Few people know what to expect when they file for divorce. Both spouses usually feel threatened during the divorce.
A high conflict litigated divorce can be emotionally and financially ruinous, make you a poor parent, and an unattractive future mate.
Telling the Kids
One of the most difficult parts of getting a divorce is telling the children. If they are older, they probably already know something’s wrong. If possible, both parents should tell the kids together. Agree about a script and stick with it. Tell your children that you still love them and will take care of them, even though you won’t be living together.
New Living Arrangements
Generally, one of you will have to move out of the family home. If you have to live in the same home, move into separate bedrooms and make them as comfortable as possible.
Choosing an Attorney
Find an experienced and qualified attorney to represent you. If you opt for a collaborative divorce, search the Collaborative Divorce Texas website and find two or three credentialed collaborative attorneys in your area to interview.
Many modern couples are choosing shared custody where each parent has the kids for a week, they share vacations, and each parent has a month with the children during the summer. The alternative is where one parent has primary custody of the children and the other parent sees them the first, third, and fifth week ends of each month, during vacations, and for an extended period during the summer.
Division of Assets
Texas courts must make a just and equitable division of the marital estate, but that doesn’t always mean 50/50. If one spouse earns less, is older or ill, the court may award more to that spouse.
Don’t Expect to “Win.”
Rarely does either spouse end up with everything they want in a divorce. One spouse may get custody of the children but no alimony so it’s impossible to know who won. Rather than trying to win in court, opt for a collaborative divorce where you and your spouse learn to cooperate, communicate, and co-parent.
Your living situation, social life, and standard of living will change. If you choose to litigate your divorce, you will probably end up hating your ex and having a hard time co-parenting. If you opt for a collaborative divorce, you can work out a fair compromise.
You Will Feel Like a Failure
You will look back and feel you have lost control of your life and sanity. But, whatever is happening, don’t put your children in the middle of the divorce, no matter how bad you feel.

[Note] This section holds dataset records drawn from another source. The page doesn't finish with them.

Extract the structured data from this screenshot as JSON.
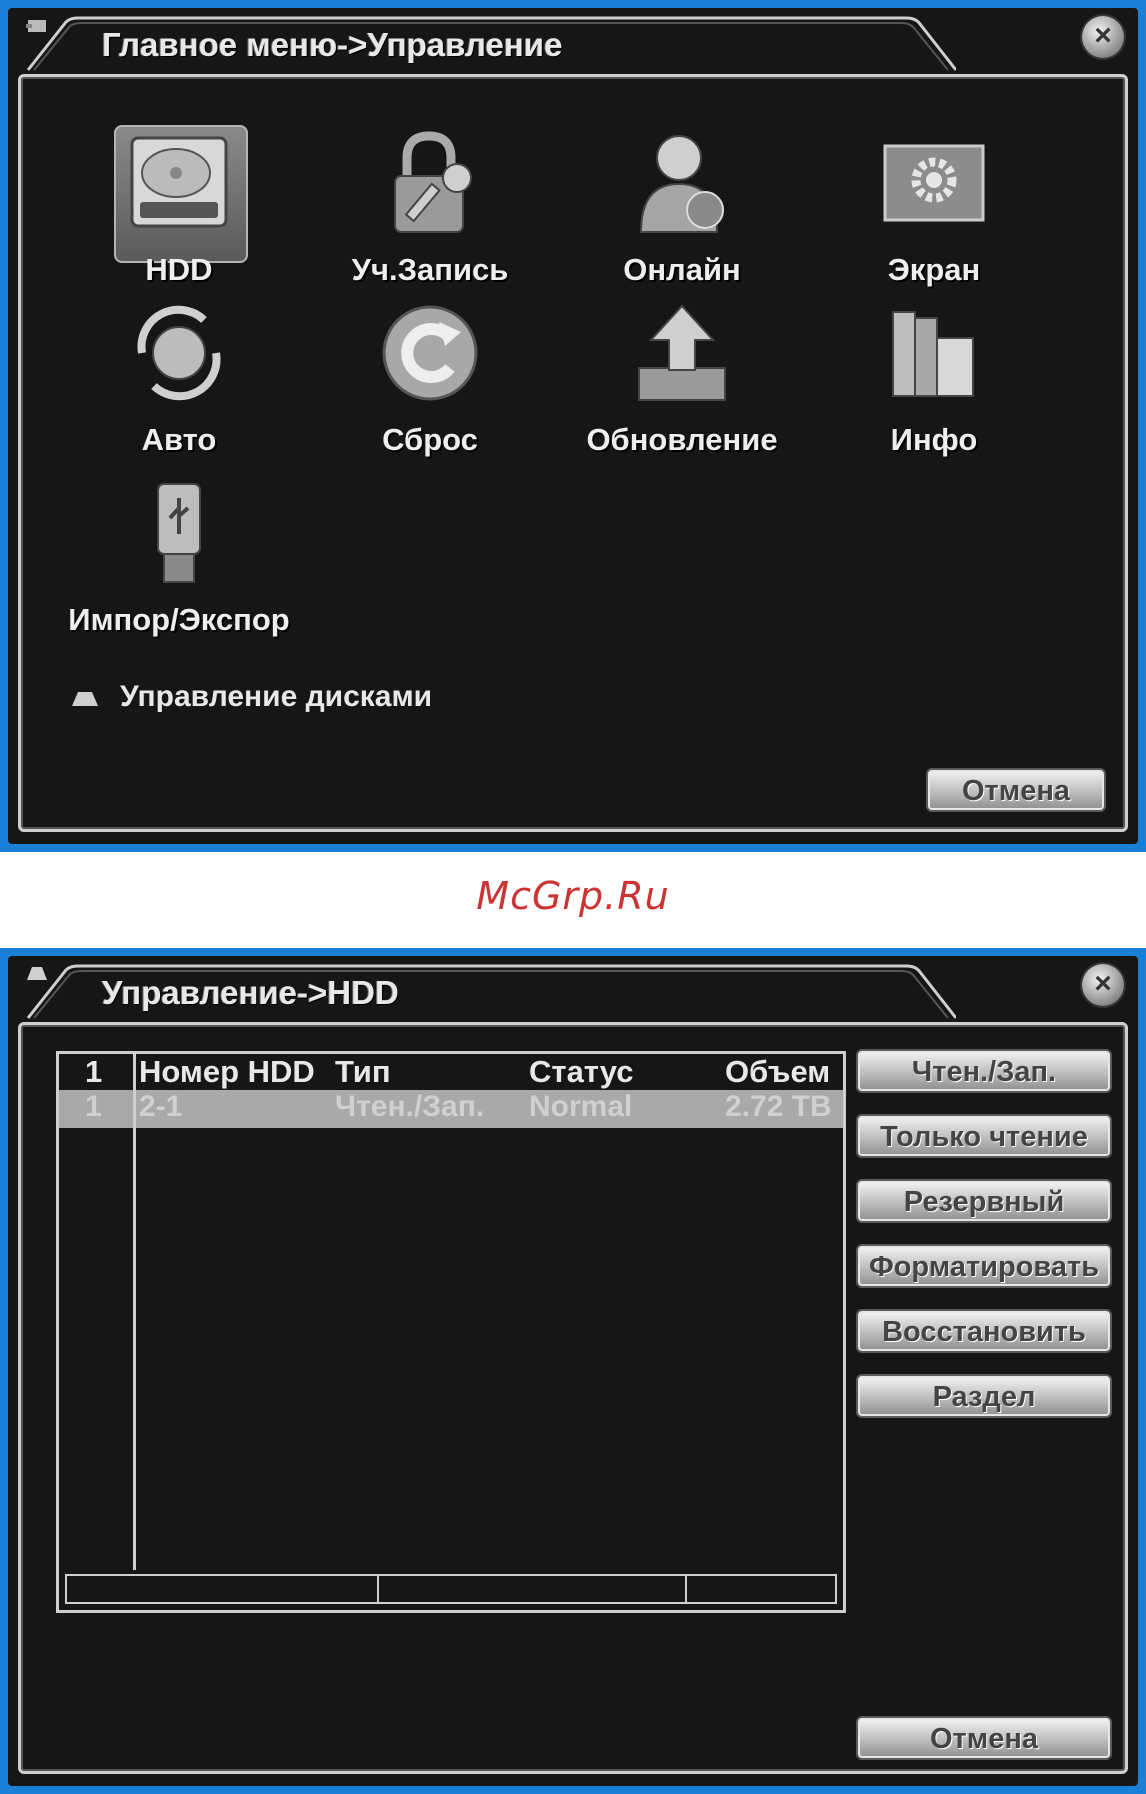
{
  "menu": {
    "title": "Главное меню->Управление",
    "items": [
      {
        "label": "HDD",
        "icon": "hdd-icon"
      },
      {
        "label": "Уч.Запись",
        "icon": "lock-key-icon"
      },
      {
        "label": "Онлайн",
        "icon": "online-user-icon"
      },
      {
        "label": "Экран",
        "icon": "screen-gear-icon"
      },
      {
        "label": "Авто",
        "icon": "auto-globe-icon"
      },
      {
        "label": "Сброс",
        "icon": "reset-icon"
      },
      {
        "label": "Обновление",
        "icon": "upgrade-arrow-icon"
      },
      {
        "label": "Инфо",
        "icon": "info-books-icon"
      },
      {
        "label": "Импор/Экспор",
        "icon": "usb-icon"
      }
    ],
    "status_text": "Управление дисками",
    "cancel_label": "Отмена"
  },
  "watermark": "McGrp.Ru",
  "hdd": {
    "title": "Управление->HDD",
    "columns": {
      "num": "1",
      "hdd_number": "Номер HDD",
      "type": "Тип",
      "status": "Статус",
      "size": "Объем"
    },
    "rows": [
      {
        "num": "1",
        "hdd_number": "2-1",
        "type": "Чтен./Зап.",
        "status": "Normal",
        "size": "2.72 TB"
      }
    ],
    "buttons": {
      "read_write": "Чтен./Зап.",
      "read_only": "Только чтение",
      "redundant": "Резервный",
      "format": "Форматировать",
      "recover": "Восстановить",
      "partition": "Раздел"
    },
    "cancel_label": "Отмена"
  },
  "colors": {
    "panel_bg": "#1a7fd6",
    "screen_bg": "#161616",
    "watermark": "#cc3333"
  }
}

Many couples recognize that an adversarial divorce is destructive of families so they are opting for a collaborative divorce. How do these two systems work?
A collaborative divorce offers privacy, lower cost, transparency, client control, convenience, preserving family relationships, protecting children, allowing creative settlement solutions and minimizing post-divorce conflicts. All communications are confidential. Professionals who want to protect their reputation; wealthy individuals with large estates they want to keep private; and anyone who has committed an indiscretion, such as adultery, will appreciate the benefit of keeping their personal life out of the court room by choosing a collaborative divorce.

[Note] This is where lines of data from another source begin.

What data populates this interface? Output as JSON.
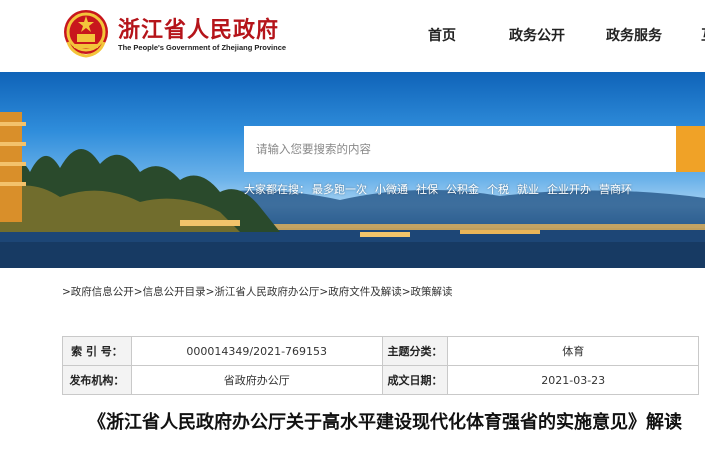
{
  "header": {
    "site_title": "浙江省人民政府",
    "site_subtitle": "The People's Government of Zhejiang Province",
    "nav": [
      "首页",
      "政务公开",
      "政务服务",
      "互"
    ]
  },
  "search": {
    "placeholder": "请输入您要搜索的内容"
  },
  "hot_search": {
    "label": "大家都在搜：",
    "items": [
      "最多跑一次",
      "小微通",
      "社保",
      "公积金",
      "个税",
      "就业",
      "企业开办",
      "营商环"
    ]
  },
  "breadcrumb": ">政府信息公开>信息公开目录>浙江省人民政府办公厅>政府文件及解读>政策解读",
  "info": {
    "index_no_label": "索 引 号：",
    "index_no": "000014349/2021-769153",
    "category_label": "主题分类：",
    "category": "体育",
    "publisher_label": "发布机构：",
    "publisher": "省政府办公厅",
    "date_label": "成文日期：",
    "date": "2021-03-23"
  },
  "article": {
    "title": "《浙江省人民政府办公厅关于高水平建设现代化体育强省的实施意见》解读"
  },
  "colors": {
    "brand_red": "#b5141a",
    "search_button": "#f0a227",
    "table_border": "#c9c9c9"
  }
}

During the first collaborative meeting, the collaborative team reviews expectations of conduct, discusses the collaborative family law participation agreement, and explores goals and interests. The parties sign the participation agreement and review the financial information needed for settlement. During the second joint meeting, the collaborative team and the parties identify issues, create settlement options, and compare the expected outcomes of each option with the clients’ stated goals and interests. During the next few collaborative meetings the team and parties negotiate a collaborative settlement agreement that meets the goals and interests of both parties. Finally, the parties sign an irrevocable collaborative settlement agreement summarizing the deal.
The first step in a litigated divorce is to file an original petition and serve it on the other spouse. Next, there will be a hearing before a judge to decide where the children will live while the divorce is ongoing, establish a visitation schedule until settlement or trial of the case, and determine how much temporary spousal and child support will be paid by one spouse to the other until the final divorce decree is entered. Following the hearing for temporary orders, attorneys exchange requests for discovery and that can cost substantial time and money. Once discovery is complete, the attorneys meet for settlement negotiations or the court will order the parties to mediation in an effort to settle the dispute.

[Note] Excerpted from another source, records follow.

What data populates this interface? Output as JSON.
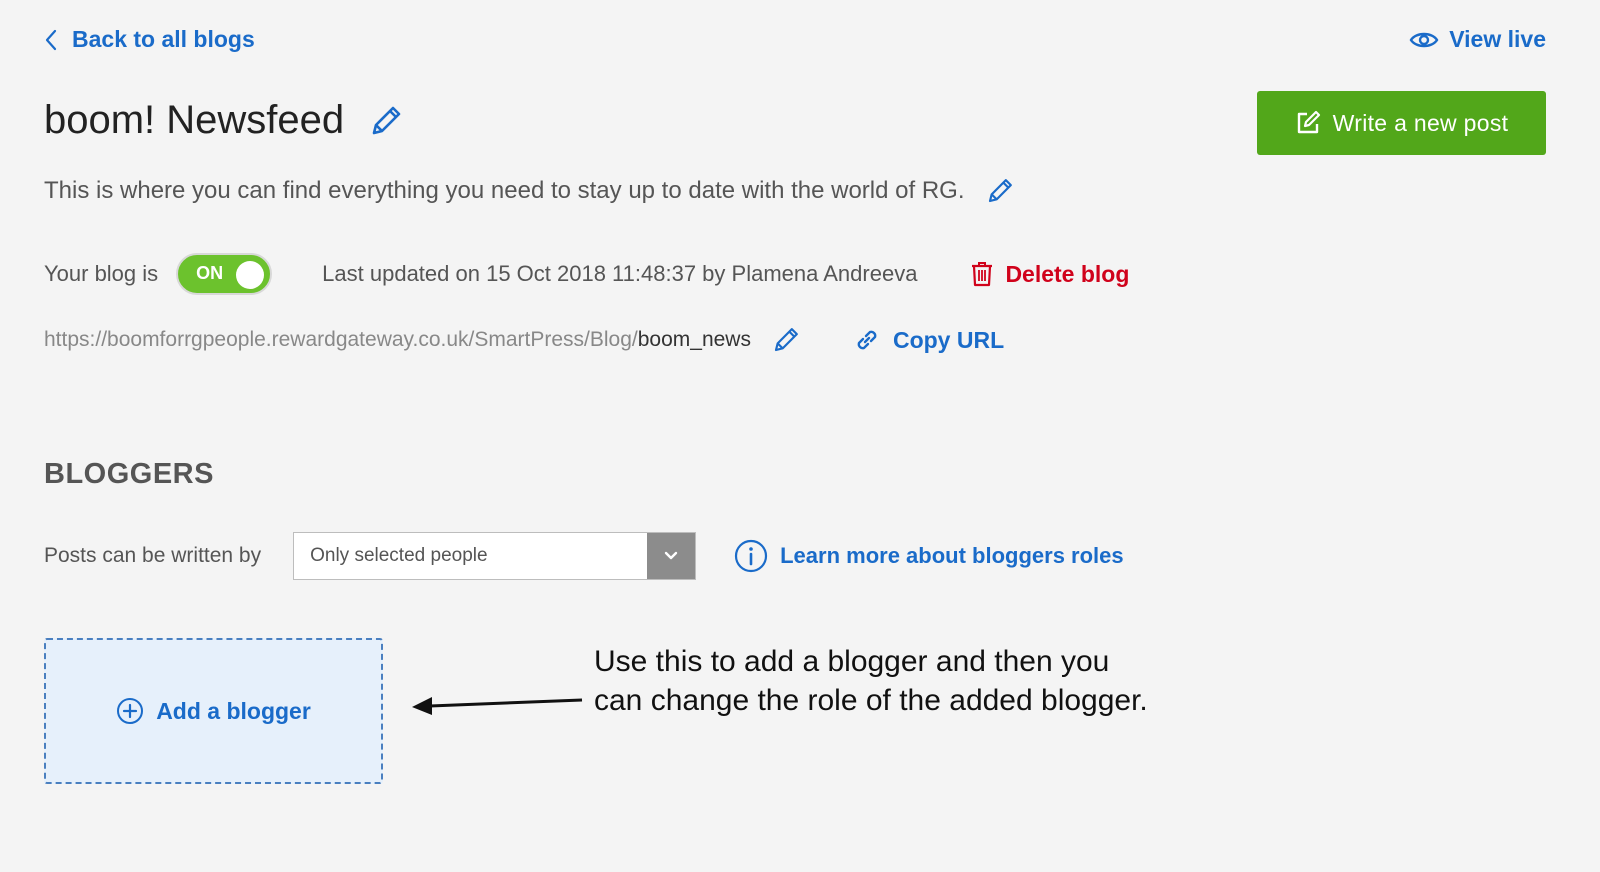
{
  "nav": {
    "back_label": "Back to all blogs",
    "view_live_label": "View live"
  },
  "blog": {
    "title": "boom! Newsfeed",
    "description": "This is where you can find everything you need to stay up to date with the world of RG.",
    "write_button_label": "Write a new post",
    "status_prefix": "Your blog is",
    "toggle_label": "ON",
    "last_updated": "Last updated on 15 Oct 2018 11:48:37 by Plamena Andreeva",
    "delete_label": "Delete blog",
    "url_base": "https://boomforrgpeople.rewardgateway.co.uk/SmartPress/Blog/",
    "url_slug": "boom_news",
    "copy_url_label": "Copy URL"
  },
  "bloggers": {
    "heading": "BLOGGERS",
    "posts_label": "Posts can be written by",
    "select_value": "Only selected people",
    "learn_more_label": "Learn more about bloggers roles",
    "add_label": "Add a blogger"
  },
  "annotation": {
    "text": "Use this to add a blogger and then you can change the role of the added blogger."
  },
  "colors": {
    "link": "#1a6bc9",
    "primary_button": "#52a71a",
    "toggle_on": "#6cc22d",
    "danger": "#d0021b",
    "background": "#f4f4f4"
  }
}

If the parties are unable to settle their dispute, the court will set the case for trial. At trial, both parties make opening statements, put on witnesses, introduce evidence, and make closing arguments. Then, the court or jury decides the issues of the dispute, including who will have custody of the children, how the marital estate will be divided, the amount of child support to be paid, and what amount of spousal support, if any, is justified by the circumstances of the marriage. Finally, the attorneys will draft the Divorce Decree and Agreement Incident to Divorce to reflect the orders of the court.
A collaborative divorce can be a constructive way for a couple to end a broken marriage, divide their assets amicably, and co-parent their children effectively when the divorce is over. A collaborative divorce helps spouses communicate effectively and treat each other reasonably following the divorce. However, a litigated divorce can be destructive with the spouses hating each other, fighting all the time, and putting the kids in the middle.